Pennsylvania Power & Light traces its origins to the various water and gas light companies that began operating in the eastern part of the state during the mid-nineteenth century. In the late 1870s electricity was introduced to the area and started to compete with gas. The first arc lighting systems were used for street lighting. In the early 1880s, Thomas Edison began building central stations that were designed to bring electricity to individual homes. On July 4, 1883 Edison opened a central station in Sunbury, Pennsylvania and through his agent, Philip B. Shaw of Williamsport, he began licensing local electric companies to use the system.
The early Edison companies which relied on direct current were extremely inefficient. In 1885, however, George Westinghouse developed an alternating current system that could transmit relatively high voltages over long distances. This development made the modern electric utility system possible. By the 1890s it was clear that the Edison companies could not compete and they either went bankrupt or were forced to purchase Westinghouse generating equipment.
Once the Westinghouse Electric Company began marketing its alternating current systems, entrepreneurs found that they could establish electric light companies with relatively modest investments. Hundreds of small operators entered the business. The electrification of anthracite coal mines, street railways, and the exploitation of the Susquehanna River's water power resulted in intense cut-throat competition which bankrupted many operators.
The development of turbines and high-voltage transmission lines during the early years of the twentieth century allowed utilities to centralize their generating distribution facilities. In 1905, when the Lehigh Valley Transit Company installed its first modern turbogenerators, it launched a consolidation movement that, within twenty years, was to integrate the electric industry in eastern Pennsylvania into a unified system.

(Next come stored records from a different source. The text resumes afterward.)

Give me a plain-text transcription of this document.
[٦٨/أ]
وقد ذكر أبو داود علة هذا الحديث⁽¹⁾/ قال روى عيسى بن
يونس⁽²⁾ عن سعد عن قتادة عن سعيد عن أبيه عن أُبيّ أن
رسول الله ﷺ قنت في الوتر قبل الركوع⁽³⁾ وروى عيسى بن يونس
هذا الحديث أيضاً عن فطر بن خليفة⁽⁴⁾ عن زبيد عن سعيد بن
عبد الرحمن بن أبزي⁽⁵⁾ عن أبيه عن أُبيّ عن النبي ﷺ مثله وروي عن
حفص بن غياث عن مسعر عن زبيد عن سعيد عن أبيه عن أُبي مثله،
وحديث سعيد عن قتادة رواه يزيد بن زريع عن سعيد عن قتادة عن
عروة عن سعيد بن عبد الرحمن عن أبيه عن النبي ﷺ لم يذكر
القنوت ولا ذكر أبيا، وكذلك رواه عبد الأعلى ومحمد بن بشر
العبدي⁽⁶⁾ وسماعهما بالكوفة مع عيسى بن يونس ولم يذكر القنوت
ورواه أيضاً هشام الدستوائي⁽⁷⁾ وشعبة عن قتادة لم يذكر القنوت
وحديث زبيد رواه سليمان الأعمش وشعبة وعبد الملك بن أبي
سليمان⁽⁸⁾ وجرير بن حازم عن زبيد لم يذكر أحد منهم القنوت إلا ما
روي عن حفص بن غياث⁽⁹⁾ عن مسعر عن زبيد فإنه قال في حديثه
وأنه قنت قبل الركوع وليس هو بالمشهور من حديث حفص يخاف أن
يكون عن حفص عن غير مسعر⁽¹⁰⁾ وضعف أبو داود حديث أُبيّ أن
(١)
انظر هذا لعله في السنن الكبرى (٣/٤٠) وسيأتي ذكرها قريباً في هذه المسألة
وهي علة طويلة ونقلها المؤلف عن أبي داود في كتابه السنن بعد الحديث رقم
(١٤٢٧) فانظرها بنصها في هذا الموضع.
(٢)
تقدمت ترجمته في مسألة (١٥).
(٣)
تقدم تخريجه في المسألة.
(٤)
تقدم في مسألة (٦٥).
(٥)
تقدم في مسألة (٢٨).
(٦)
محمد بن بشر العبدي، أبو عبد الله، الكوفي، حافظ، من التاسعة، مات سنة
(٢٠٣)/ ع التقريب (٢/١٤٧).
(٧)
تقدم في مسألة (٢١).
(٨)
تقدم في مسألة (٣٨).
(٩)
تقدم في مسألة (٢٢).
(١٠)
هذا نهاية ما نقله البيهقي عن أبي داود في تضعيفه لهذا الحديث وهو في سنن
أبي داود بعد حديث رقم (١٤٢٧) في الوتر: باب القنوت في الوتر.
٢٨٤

General Electric, through its subsidiary Electric Bond and Share Company (EBASCO), financed the investment in new generating equipment. In 1920 EBASCO organized the Pennsylvania Power & Light Company which brought together the seven largest utility companies in eastern Pennsylvania. Within five years, PP&L was supplying electricity to more than 400,000 residential and industrial customers in 700 communities.
Scope and Content
The records of the Pennsylvania Power & Light Company document the history of the gas and electric utility industry in eastern Pennsylvania in the years between 1853 and 1955. The collection includes both the administrative and operating records of more than 1100 companies that merged to form the PP&L system. The firms represented in the collection include electric companies, manufactured and natural gas companies, steam heating, water supply, street railway, bus, traction, coal mining and coal dredging, real estate and holding companies. These records document the economic and technical development of the utility industry against the background of the political and social environment of eastern Pennsylvania.
The earliest records, dating from the 1850s, describe the rapid growth and development of the urban gas lighting industry in Carlisle, Maunch Chunk, Milton, Sunbury, Wilkes Barre, and Williamsport. Minute books of these companies document the construction and operation of gas works and negotiations of franchise rights.

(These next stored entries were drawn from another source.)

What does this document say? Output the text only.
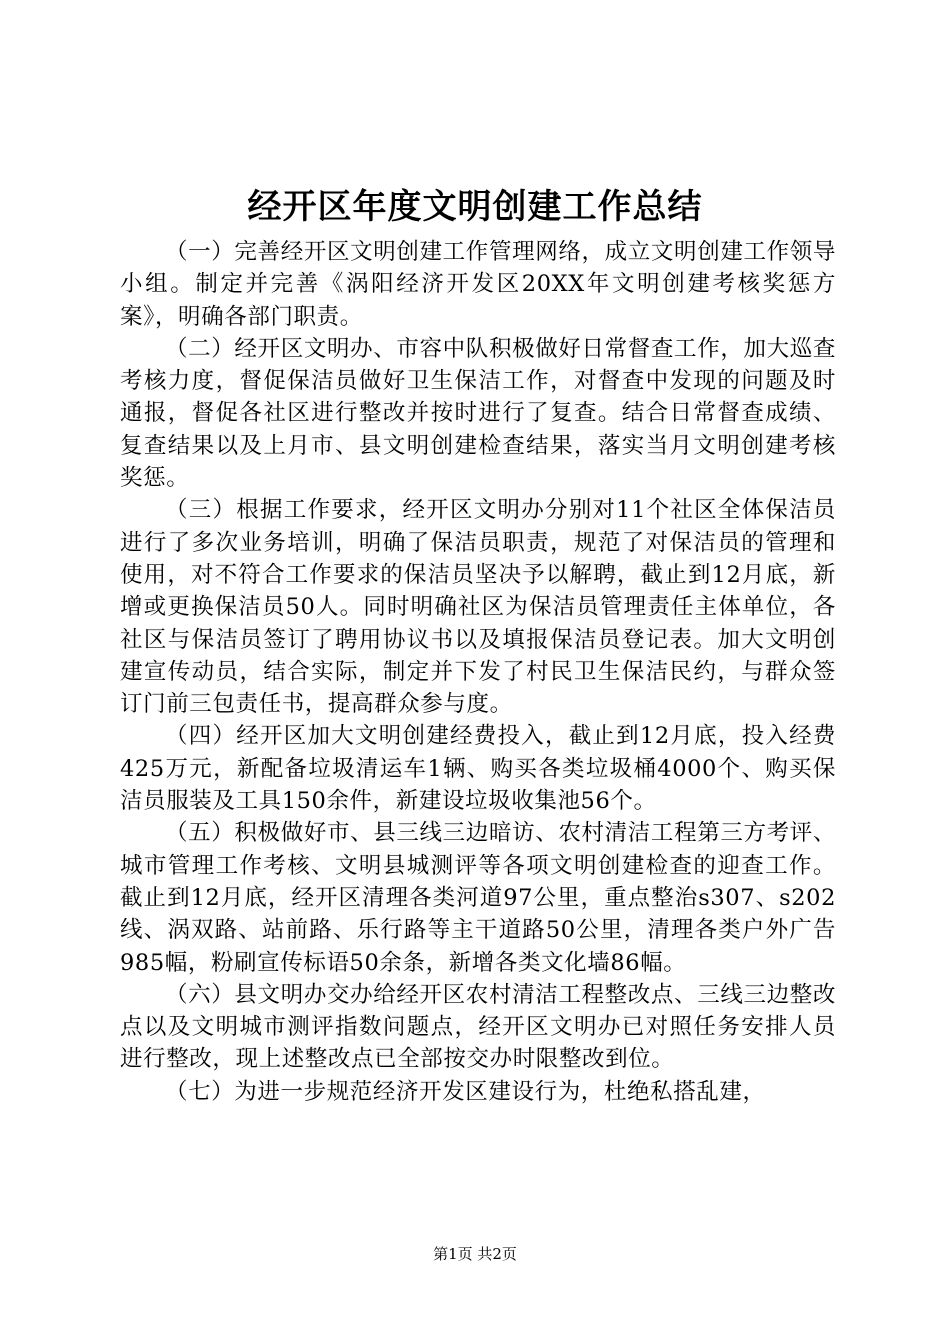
经开区年度文明创建工作总结

（一）完善经开区文明创建工作管理网络，成立文明创建工作领导小组。制定并完善《涡阳经济开发区20XX年文明创建考核奖惩方案》，明确各部门职责。

（二）经开区文明办、市容中队积极做好日常督查工作，加大巡查考核力度，督促保洁员做好卫生保洁工作，对督查中发现的问题及时通报，督促各社区进行整改并按时进行了复查。结合日常督查成绩、复查结果以及上月市、县文明创建检查结果，落实当月文明创建考核奖惩。

（三）根据工作要求，经开区文明办分别对11个社区全体保洁员进行了多次业务培训，明确了保洁员职责，规范了对保洁员的管理和使用，对不符合工作要求的保洁员坚决予以解聘，截止到12月底，新增或更换保洁员50人。同时明确社区为保洁员管理责任主体单位，各社区与保洁员签订了聘用协议书以及填报保洁员登记表。加大文明创建宣传动员，结合实际，制定并下发了村民卫生保洁民约，与群众签订门前三包责任书，提高群众参与度。

（四）经开区加大文明创建经费投入，截止到12月底，投入经费425万元，新配备垃圾清运车1辆、购买各类垃圾桶4000个、购买保洁员服装及工具150余件，新建设垃圾收集池56个。

（五）积极做好市、县三线三边暗访、农村清洁工程第三方考评、城市管理工作考核、文明县城测评等各项文明创建检查的迎查工作。截止到12月底，经开区清理各类河道97公里，重点整治s307、s202线、涡双路、站前路、乐行路等主干道路50公里，清理各类户外广告985幅，粉刷宣传标语50余条，新增各类文化墙86幅。

（六）县文明办交办给经开区农村清洁工程整改点、三线三边整改点以及文明城市测评指数问题点，经开区文明办已对照任务安排人员进行整改，现上述整改点已全部按交办时限整改到位。

（七）为进一步规范经济开发区建设行为，杜绝私搭乱建，

第1页 共2页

The records of the Edison companies describe the development of arc and incandescent lighting. The beginnings of electric service and its impact on gas companies in many of the larger cities and small towns in eastern Pennsylvania are chronicled in the minute books and stock records. The records also document the competition between Westinghouse and Edison companies, the introduction of large turbogenerators, and their effect on the competitive environment. The financial records illustrate the effects of cut-throat competition on the individual companies. Of particular interest are correspondence files documenting the electrification of street railways, factories and coal mines. These records describe how the utilities promoted the sale of electrical appliances to residential customers.
Records of the Pennsylvania Water & Power Company document the large-scale hydroelectric projects which harnessed the water power of the Susquehanna River. The consolidation movement that led to the formation of Pennsylvania Power & Light is described in the records of EBASCO as well as in the minute books and correspondence files of the Harwood Electric Company, the Lehigh Valley Light and Power Company, and the Schuylkill Gas and Electric Company. These archives document the consolidation of the utility industry. Payroll records, time sheets and job descriptions trace the impact of these new administrative structures on personnel practices and labor-management relations.